Genome Girl

BMAL1 Circadian Scandal!

Good morning genomes…

Guess who's back after a little academic exile? That’s right. School tried to slow me down, but like any good transcription factor, I persisted. And today, I’m coming in hot with some scandalous cellular tea you never knew you needed.

Word on the genome street is that your heart—not your love life—is at the mercy of time. That’s right. Apparently, when it comes to heart attacks, timing is everything. And no, I’m not talking about whether your ex texts you at 2am—I mean literal circadian timing.

Here’s the background scoop: just like we follow routines (matcha at 9, spiral at noon, existential crisis by 6), our cells do too.

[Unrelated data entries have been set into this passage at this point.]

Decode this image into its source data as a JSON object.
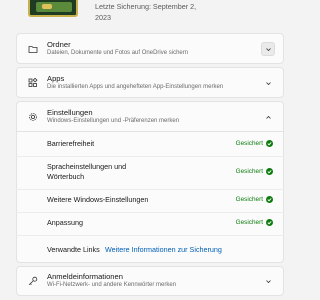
{
  "backup": {
    "last_backup": "Letzte Sicherung: September 2, 2023"
  },
  "sections": {
    "ordner": {
      "title": "Ordner",
      "description": "Dateien, Dokumente und Fotos auf OneDrive sichern"
    },
    "apps": {
      "title": "Apps",
      "description": "Die installierten Apps und angehefteten App-Einstellungen merken"
    },
    "einstellungen": {
      "title": "Einstellungen",
      "description": "Windows-Einstellungen und -Präferenzen merken",
      "items": [
        {
          "label": "Barrierefreiheit",
          "status": "Gesichert"
        },
        {
          "label": "Spracheinstellungen und Wörterbuch",
          "status": "Gesichert"
        },
        {
          "label": "Weitere Windows-Einstellungen",
          "status": "Gesichert"
        },
        {
          "label": "Anpassung",
          "status": "Gesichert"
        }
      ],
      "related_label": "Verwandte Links",
      "related_link": "Weitere Informationen zur Sicherung"
    },
    "anmelde": {
      "title": "Anmeldeinformationen",
      "description": "Wi-Fi-Netzwerk- und andere Kennwörter merken"
    }
  },
  "colors": {
    "success": "#0f7b0f",
    "link": "#005fb8"
  }
}
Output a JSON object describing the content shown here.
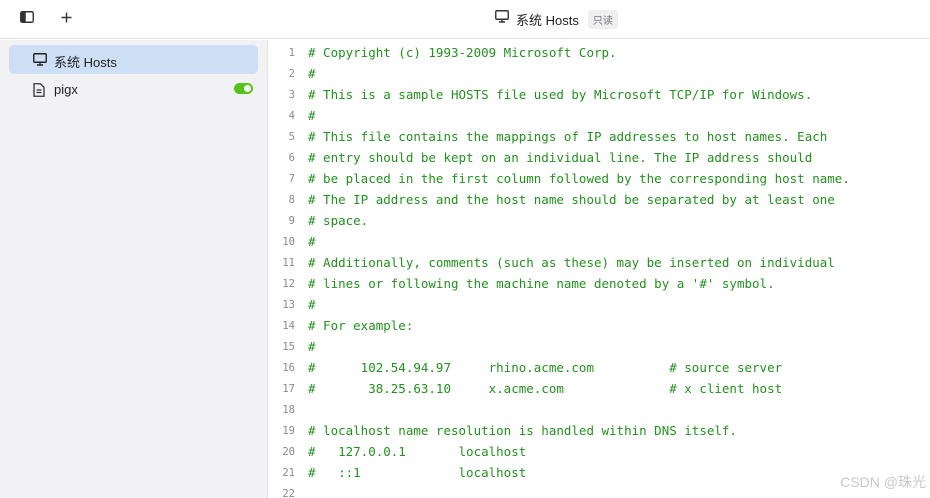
{
  "topbar": {
    "title": "系统 Hosts",
    "badge": "只读"
  },
  "sidebar": {
    "items": [
      {
        "label": "系统 Hosts",
        "icon": "monitor-icon",
        "active": true
      },
      {
        "label": "pigx",
        "icon": "file-icon",
        "enabled": true
      }
    ]
  },
  "editor": {
    "lines": [
      {
        "n": "1",
        "text": "# Copyright (c) 1993-2009 Microsoft Corp."
      },
      {
        "n": "2",
        "text": "#"
      },
      {
        "n": "3",
        "text": "# This is a sample HOSTS file used by Microsoft TCP/IP for Windows."
      },
      {
        "n": "4",
        "text": "#"
      },
      {
        "n": "5",
        "text": "# This file contains the mappings of IP addresses to host names. Each"
      },
      {
        "n": "6",
        "text": "# entry should be kept on an individual line. The IP address should"
      },
      {
        "n": "7",
        "text": "# be placed in the first column followed by the corresponding host name."
      },
      {
        "n": "8",
        "text": "# The IP address and the host name should be separated by at least one"
      },
      {
        "n": "9",
        "text": "# space."
      },
      {
        "n": "10",
        "text": "#"
      },
      {
        "n": "11",
        "text": "# Additionally, comments (such as these) may be inserted on individual"
      },
      {
        "n": "12",
        "text": "# lines or following the machine name denoted by a '#' symbol."
      },
      {
        "n": "13",
        "text": "#"
      },
      {
        "n": "14",
        "text": "# For example:"
      },
      {
        "n": "15",
        "text": "#"
      },
      {
        "n": "16",
        "text": "#      102.54.94.97     rhino.acme.com          # source server"
      },
      {
        "n": "17",
        "text": "#       38.25.63.10     x.acme.com              # x client host"
      },
      {
        "n": "18",
        "text": ""
      },
      {
        "n": "19",
        "text": "# localhost name resolution is handled within DNS itself."
      },
      {
        "n": "20",
        "text": "#   127.0.0.1       localhost"
      },
      {
        "n": "21",
        "text": "#   ::1             localhost"
      },
      {
        "n": "22",
        "text": ""
      }
    ]
  },
  "watermark": "CSDN @珠光",
  "colors": {
    "comment": "#23911e",
    "active_item": "#cddff5",
    "toggle_on": "#52c41a"
  }
}
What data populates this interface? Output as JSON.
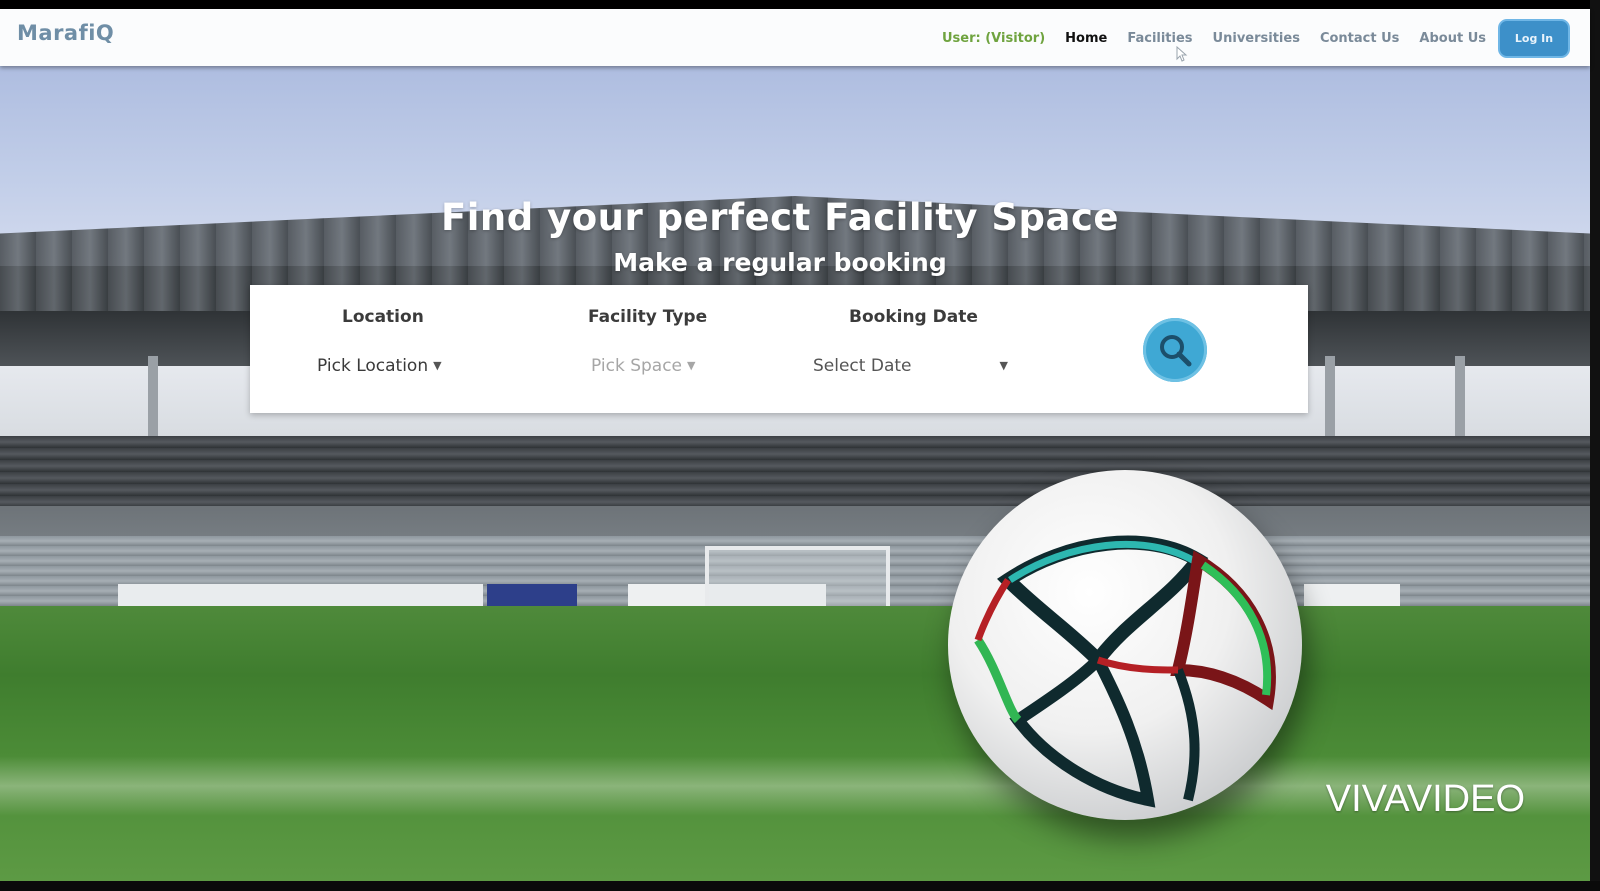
{
  "navbar": {
    "brand": "MarafiQ",
    "user_label": "User: (Visitor)",
    "links": [
      "Home",
      "Facilities",
      "Universities",
      "Contact Us",
      "About Us"
    ],
    "login_label": "Log In"
  },
  "hero": {
    "title": "Find your perfect Facility Space",
    "subtitle": "Make a regular booking"
  },
  "search": {
    "location": {
      "label": "Location",
      "value": "Pick Location"
    },
    "facility_type": {
      "label": "Facility Type",
      "value": "Pick Space"
    },
    "booking_date": {
      "label": "Booking Date",
      "value": "Select Date"
    },
    "search_icon": "search-icon"
  },
  "watermark": "VIVAVIDEO",
  "colors": {
    "brand": "#6f8ea6",
    "user_label": "#6fa33f",
    "login_button": "#3d90c9",
    "search_button": "#3fa8d4"
  }
}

This is all thanks to circadian rhythms, ruled by the dynamic duo of transcription factors: BMAL1 and CLOCK.

Now BMAL1 has always been caught lingering near hypoxia-inducible factors—which are activated during oxygen deprivation. But what really goes down when oxygen ghosted your heart cells? Let me spill.

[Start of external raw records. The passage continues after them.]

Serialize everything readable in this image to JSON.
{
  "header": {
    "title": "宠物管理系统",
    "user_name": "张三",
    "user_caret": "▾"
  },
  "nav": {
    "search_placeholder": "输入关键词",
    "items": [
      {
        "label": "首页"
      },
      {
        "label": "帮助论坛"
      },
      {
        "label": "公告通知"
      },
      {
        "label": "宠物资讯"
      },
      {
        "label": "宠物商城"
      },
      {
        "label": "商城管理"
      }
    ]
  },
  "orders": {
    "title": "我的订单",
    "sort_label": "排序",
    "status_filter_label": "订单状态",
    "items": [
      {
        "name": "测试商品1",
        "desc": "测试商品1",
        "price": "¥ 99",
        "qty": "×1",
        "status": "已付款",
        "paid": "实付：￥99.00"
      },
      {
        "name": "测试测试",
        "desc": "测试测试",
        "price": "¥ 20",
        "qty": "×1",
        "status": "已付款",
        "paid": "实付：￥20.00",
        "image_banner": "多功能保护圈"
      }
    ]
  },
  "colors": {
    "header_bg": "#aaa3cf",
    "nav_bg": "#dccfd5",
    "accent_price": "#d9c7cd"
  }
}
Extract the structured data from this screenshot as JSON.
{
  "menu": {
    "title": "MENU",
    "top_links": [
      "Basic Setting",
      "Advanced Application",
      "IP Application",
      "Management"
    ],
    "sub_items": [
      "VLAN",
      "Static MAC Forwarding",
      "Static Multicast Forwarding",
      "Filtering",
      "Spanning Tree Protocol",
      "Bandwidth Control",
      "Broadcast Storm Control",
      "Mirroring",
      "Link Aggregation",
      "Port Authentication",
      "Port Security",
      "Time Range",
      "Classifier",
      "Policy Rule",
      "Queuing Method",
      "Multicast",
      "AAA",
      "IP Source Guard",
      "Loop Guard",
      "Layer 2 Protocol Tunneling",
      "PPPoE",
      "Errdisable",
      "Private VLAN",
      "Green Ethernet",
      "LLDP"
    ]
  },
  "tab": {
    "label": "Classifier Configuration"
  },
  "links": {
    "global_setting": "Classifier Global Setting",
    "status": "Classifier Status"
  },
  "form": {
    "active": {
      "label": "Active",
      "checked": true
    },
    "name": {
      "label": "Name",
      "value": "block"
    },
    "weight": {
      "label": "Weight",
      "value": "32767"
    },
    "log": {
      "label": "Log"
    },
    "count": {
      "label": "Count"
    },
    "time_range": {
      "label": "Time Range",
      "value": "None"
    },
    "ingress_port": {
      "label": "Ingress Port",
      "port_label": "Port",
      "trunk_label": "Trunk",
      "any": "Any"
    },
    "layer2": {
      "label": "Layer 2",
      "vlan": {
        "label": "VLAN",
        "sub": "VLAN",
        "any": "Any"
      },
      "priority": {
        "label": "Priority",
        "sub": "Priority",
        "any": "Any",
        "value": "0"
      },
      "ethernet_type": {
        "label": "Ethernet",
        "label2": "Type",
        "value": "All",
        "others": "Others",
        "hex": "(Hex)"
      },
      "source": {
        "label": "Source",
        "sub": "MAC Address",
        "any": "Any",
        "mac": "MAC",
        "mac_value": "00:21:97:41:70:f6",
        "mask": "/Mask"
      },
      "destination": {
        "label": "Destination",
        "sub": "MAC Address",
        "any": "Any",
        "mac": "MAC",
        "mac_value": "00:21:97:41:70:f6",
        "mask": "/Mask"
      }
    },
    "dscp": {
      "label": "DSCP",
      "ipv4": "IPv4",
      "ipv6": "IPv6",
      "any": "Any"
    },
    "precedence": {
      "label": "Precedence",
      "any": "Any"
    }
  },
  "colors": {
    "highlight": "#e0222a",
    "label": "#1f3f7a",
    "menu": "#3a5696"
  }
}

During a heart attack, cardiomyocites get deprived of oxygen—a phase we call ischemia. But when oxygen suddenly floods back in? You’d think they’d be thrilled, right? Wrong. This dramatic re-entry causes what’s known as reperfusion injury. Yep, oxygen came back too strong—classic ex behavior.

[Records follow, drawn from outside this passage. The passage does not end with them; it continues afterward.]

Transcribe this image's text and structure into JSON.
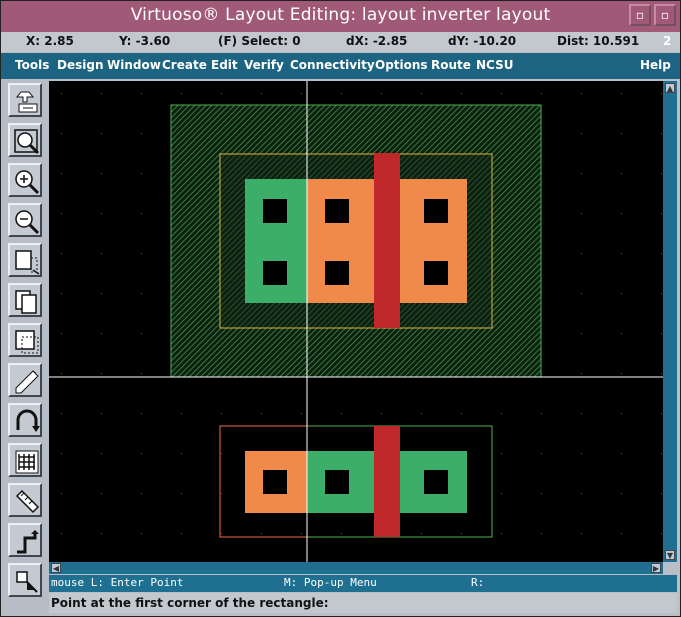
{
  "window": {
    "title": "Virtuoso® Layout Editing: layout inverter layout",
    "minimize_glyph": "▫",
    "maximize_glyph": "▫"
  },
  "status": {
    "x": "X:  2.85",
    "y": "Y:  -3.60",
    "select": "(F) Select: 0",
    "dx": "dX:  -2.85",
    "dy": "dY:  -10.20",
    "dist": "Dist:  10.591",
    "window_num": "2"
  },
  "menu": [
    "Tools",
    "Design",
    "Window",
    "Create",
    "Edit",
    "Verify",
    "Connectivity",
    "Options",
    "Route",
    "NCSU",
    "Help"
  ],
  "tools": [
    {
      "name": "save-icon"
    },
    {
      "name": "zoom-fit-icon"
    },
    {
      "name": "zoom-in-icon"
    },
    {
      "name": "zoom-out-icon"
    },
    {
      "name": "stretch-icon"
    },
    {
      "name": "copy-icon"
    },
    {
      "name": "move-icon"
    },
    {
      "name": "delete-icon"
    },
    {
      "name": "undo-icon"
    },
    {
      "name": "properties-icon"
    },
    {
      "name": "ruler-icon"
    },
    {
      "name": "path-icon"
    },
    {
      "name": "rectangle-icon"
    }
  ],
  "colors": {
    "canvas": "#000000",
    "nwell": "#4caf50",
    "active_green": "#3cae6a",
    "active_orange": "#f08a4b",
    "poly": "#c0282c",
    "select_outline": "#f26b4a",
    "panel_blue": "#1f7090",
    "title": "#a05a78"
  },
  "mouse": {
    "left": "mouse L: Enter Point",
    "middle": "M: Pop-up Menu",
    "right": "R:"
  },
  "prompt": "Point at the first corner of the rectangle:"
}
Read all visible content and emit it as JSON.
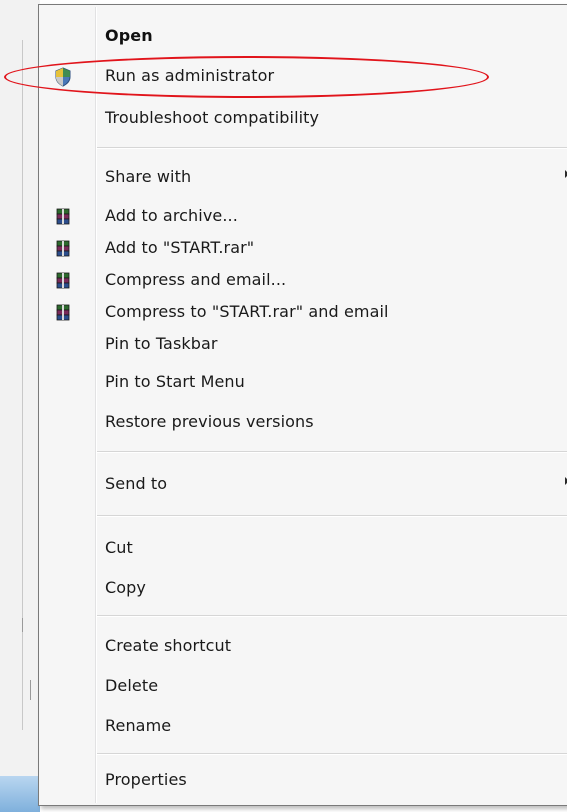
{
  "context_menu": {
    "items": [
      {
        "label": "Open",
        "bold": true,
        "icon": null,
        "submenu": false
      },
      {
        "label": "Run as administrator",
        "bold": false,
        "icon": "uac-shield-icon",
        "submenu": false
      },
      {
        "label": "Troubleshoot compatibility",
        "bold": false,
        "icon": null,
        "submenu": false
      },
      {
        "label": "Share with",
        "bold": false,
        "icon": null,
        "submenu": true
      },
      {
        "label": "Add to archive...",
        "bold": false,
        "icon": "winrar-icon",
        "submenu": false
      },
      {
        "label": "Add to \"START.rar\"",
        "bold": false,
        "icon": "winrar-icon",
        "submenu": false
      },
      {
        "label": "Compress and email...",
        "bold": false,
        "icon": "winrar-icon",
        "submenu": false
      },
      {
        "label": "Compress to \"START.rar\" and email",
        "bold": false,
        "icon": "winrar-icon",
        "submenu": false
      },
      {
        "label": "Pin to Taskbar",
        "bold": false,
        "icon": null,
        "submenu": false
      },
      {
        "label": "Pin to Start Menu",
        "bold": false,
        "icon": null,
        "submenu": false
      },
      {
        "label": "Restore previous versions",
        "bold": false,
        "icon": null,
        "submenu": false
      },
      {
        "label": "Send to",
        "bold": false,
        "icon": null,
        "submenu": true
      },
      {
        "label": "Cut",
        "bold": false,
        "icon": null,
        "submenu": false
      },
      {
        "label": "Copy",
        "bold": false,
        "icon": null,
        "submenu": false
      },
      {
        "label": "Create shortcut",
        "bold": false,
        "icon": null,
        "submenu": false
      },
      {
        "label": "Delete",
        "bold": false,
        "icon": null,
        "submenu": false
      },
      {
        "label": "Rename",
        "bold": false,
        "icon": null,
        "submenu": false
      },
      {
        "label": "Properties",
        "bold": false,
        "icon": null,
        "submenu": false
      }
    ],
    "highlighted_item": "Run as administrator"
  },
  "colors": {
    "menu_background": "#f6f6f6",
    "highlight_annotation": "#e1141b",
    "text": "#1a1a1a"
  }
}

Here’s where it gets juicy: scientists found that BMAL1 doesn’t just mind its business—it forms a heterodimer with HIF2α to activate the Areg gene. Areg is that girl—it codes for a protein that helps fix up cardiac tissue like a true repair queen.

And of course, they had to test it on mice—our OG lab insiders. They deprived them of oxygen at different times of the day and found that the ones injured during the mouse equivalent of 3pm had the least damage. Turns out BMAL1 peaks at that time, casually saving hearts like a molecular Blair Waldorf.